Dr. Niels Hendriks

  • Barrierefreiheit
  • Belgien

Leitbild

Design ist nicht die Lösung von Problemen, sondern die Artikulation politischer Entscheidungen. Jedes Design fungiert als ein Script, das Macht verstärkt/herausfordert. Design kann diese Macht entlarven und hinterfragen.

Biografie

Niels leitet den Cluster ‘Caring and design research’ an der LUCA School of Arts (KU Leuven, Belgien).
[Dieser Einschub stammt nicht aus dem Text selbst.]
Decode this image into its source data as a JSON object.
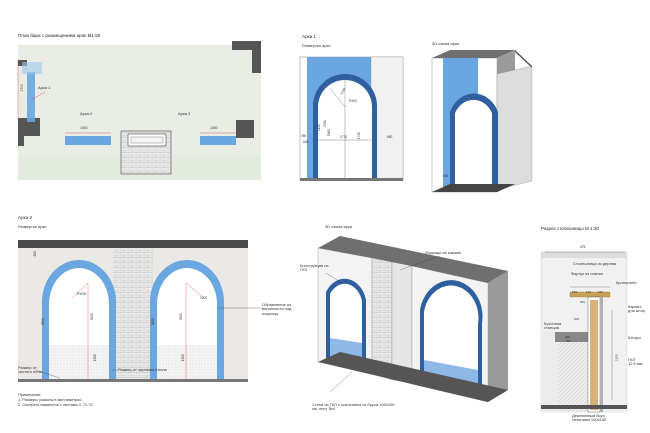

Er koordiniert URBAN, eine von LUCA geführte Plattform für Forschung/Bildung zu Kunst und Design im Gesundheitsbereich, Inklusion und Pflege in Limburg, Belgien. Niels ist zudem Designforscher und Dozent. Seine Interessen umfassen Interaktions-/Produktdesign, partizipatives Design und Design für Gesundheit. Er hat an Projekten gearbeitet, die für/mit Menschen (lebend) mit Demenz und anderen benachteiligten Gruppen, wie Jugendliche mit hohem Psychoserisiko, Personen mit palliativem Pflegebedarf, Menschen mit schweren geistigen und mehrfachen Behinderungen, gestaltet wurden. Er ist Mitbegründer des Dementia Lab, das Forschung/Bildung und eine Konferenz zu Demenz und Design bündelt. Er koordiniert das Doktorandennetzwerk HOMEDEM, das erforscht, wie Design und Pflege zusammenwirken können, um das Leben von Menschen mit Demenz und deren Betreuern zu verbessern. Als Co-Koordinator des Erasmus Mundus Joint Masters Response-Able Futures integriert er partizipative Forschungsmethoden in diesen internationalen Masterstudiengang. Er war in Belgien, Hongkong und Dänemark in Bildung und Forschung aktiv.

Fragebogen

Wo möchten Sie Veränderungen fördern und warum?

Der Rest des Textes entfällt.